My law office gets several calls each week from people who need legal help who make sure to ask what it will cost to handle their family law matter. My firm does not quote prices over the phone for family law matters, and we do not recommend hiring a firm that does offer quotes for legal services over the phone during an initial call. This essay is the first in a series of blog posts that address some reasons why.

The first reason is the impossibility of accurate pricing on a family law matter before the facts are known. There are simply too many variables to consider when determining the price of legal representation to quote a price over the phone. When you go to a store to buy a given product you can see the product and the price tag. With that information you can decide if you want to buy the product because you can see, touch, feel and read the literature on each item.

The same decision making process used for buying a new baseball glove, for example, is completely useless when deciding on a lawyer to help you with your legal problem. In fact the process is fatally flawed when applied to legal services. First, unlike a glove at a store, you cannot compare the quality of services provided by a lawyer to services offered by other lawyers the way you can compare different gloves on the shelf at the store. If one lawyer costs $X and the next costs $2X, how can you know what price means? Second, unlike a glove designed to fit anyone and serve a single purpose, your legal representation needs to tailored to you and your matter.

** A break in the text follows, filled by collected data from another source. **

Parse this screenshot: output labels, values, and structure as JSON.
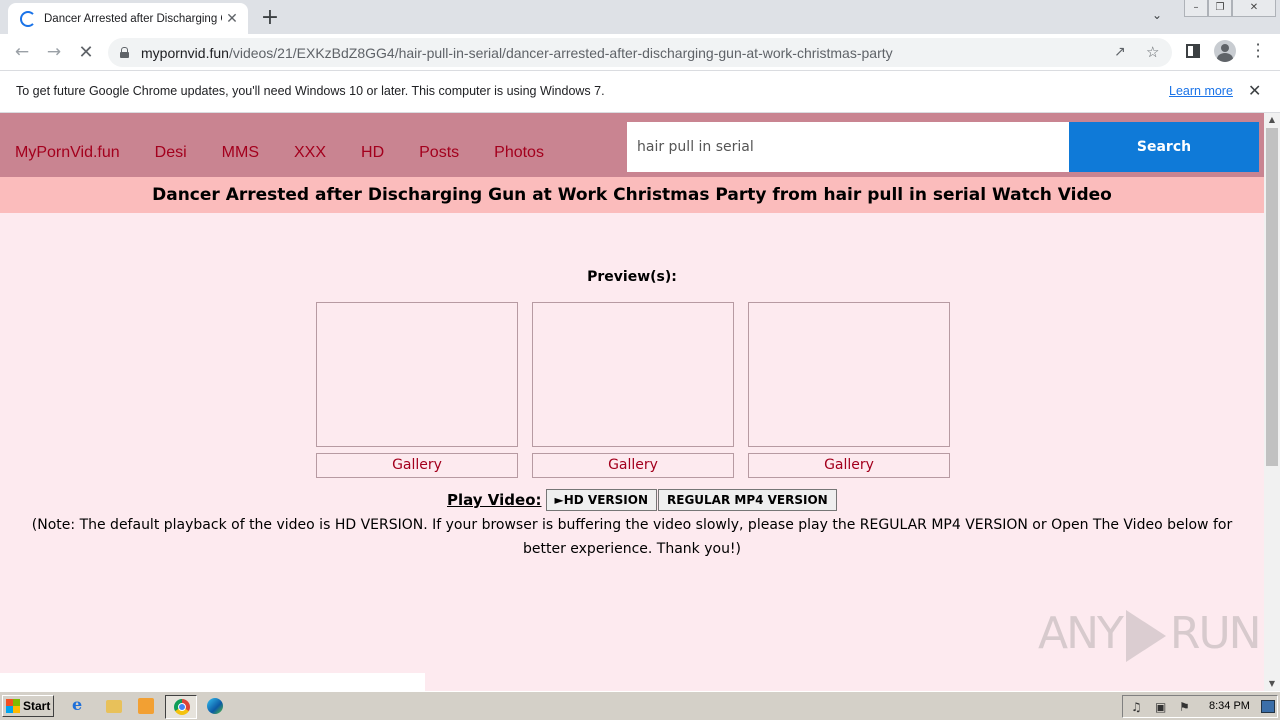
{
  "browser": {
    "tab_title": "Dancer Arrested after Discharging Gun at Work Christmas Party",
    "new_tab_glyph": "+",
    "url_host": "mypornvid.fun",
    "url_path": "/videos/21/EXKzBdZ8GG4/hair-pull-in-serial/dancer-arrested-after-discharging-gun-at-work-christmas-party"
  },
  "infobar": {
    "message": "To get future Google Chrome updates, you'll need Windows 10 or later. This computer is using Windows 7.",
    "link": "Learn more"
  },
  "site": {
    "nav": [
      "MyPornVid.fun",
      "Desi",
      "MMS",
      "XXX",
      "HD",
      "Posts",
      "Photos"
    ],
    "search_value": "hair pull in serial",
    "search_button": "Search",
    "page_title": "Dancer Arrested after Discharging Gun at Work Christmas Party from hair pull in serial Watch Video",
    "preview_label": "Preview(s):",
    "gallery_labels": [
      "Gallery",
      "Gallery",
      "Gallery"
    ],
    "play_label": "Play Video:",
    "hd_button": "►HD VERSION",
    "mp4_button": "REGULAR MP4 VERSION",
    "note": "(Note: The default playback of the video is HD VERSION. If your browser is buffering the video slowly, please play the REGULAR MP4 VERSION or Open The Video below for better experience. Thank you!)"
  },
  "watermark": {
    "left": "ANY",
    "right": "RUN"
  },
  "taskbar": {
    "start_label": "Start",
    "clock": "8:34 PM"
  },
  "colors": {
    "header_bg": "#c98491",
    "title_bar_bg": "#fbbcbc",
    "page_bg": "#fdeaef",
    "nav_link": "#a3001d",
    "search_button_bg": "#0f7ad8"
  }
}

Hiring legal representation is fundamentally different from buying a product at a store. There are simply too many variables in a given legal matter to accurately quote a price. Your store knows what the baseball glove cost when it purchased it from the maker, and the store knows what it will cost to buy a new glove to replace its inventory when you purchase this glove. That’s how the store sets a price on the glove to start with. But in a divorce there could be numerous hearings, depositions, interrogatories, meetings, and other associated costs, or there could be only one final trial such as in an agreed uncontested divorce. Other factors that affect cost include the other party’s level of rationality, the opposing counsel’s propensity to litigate, the requirements of the court, the judge for your case, etc.

A store can quote you a price on their baseball glove because it knows precisely the cost. A law firm that quotes you a price on your family law matter cannot possibly know how much the case will cost. Even if your attorney has carefully analyzed the cost of the various processes in a divorce as I have done, there is no telling which or how many of the processes will be needed for your matter.

Of course it is possible to charge flat fees for some legal services. For example, in my area, attorneys who handle traffic tickets for people can easily tell you their cost to handle a ticket for you. But traffic tickets are predictable as far as cost to the attorney. A family law matter, on the other hand, does not lend itself to cost predictability. Any lawyer who quotes a price of the phone without meeting you to discuss details of your family law case is merely plucking a number from thin air. I seriously doubt the ethics of generating a random number for the price of a family law matter to quote to someone over the phone.

This is the first of two or three blog posts on this topic. As always, this essay is intended to be educational in nature, and is not a substitute for competent legal counsel. If you have a legal matter, I urge you to seek an attorney. But understand when you call the attorney, unless your matter is a simple task, asking the lawyer how much it will cost is not going to help you much. I recommend finding an attorney that insists on meeting you to discuss your case in detail before discussing pricing and costs. Such an attorney is devoted to doing right by the client, not just interested in getting a client’s money.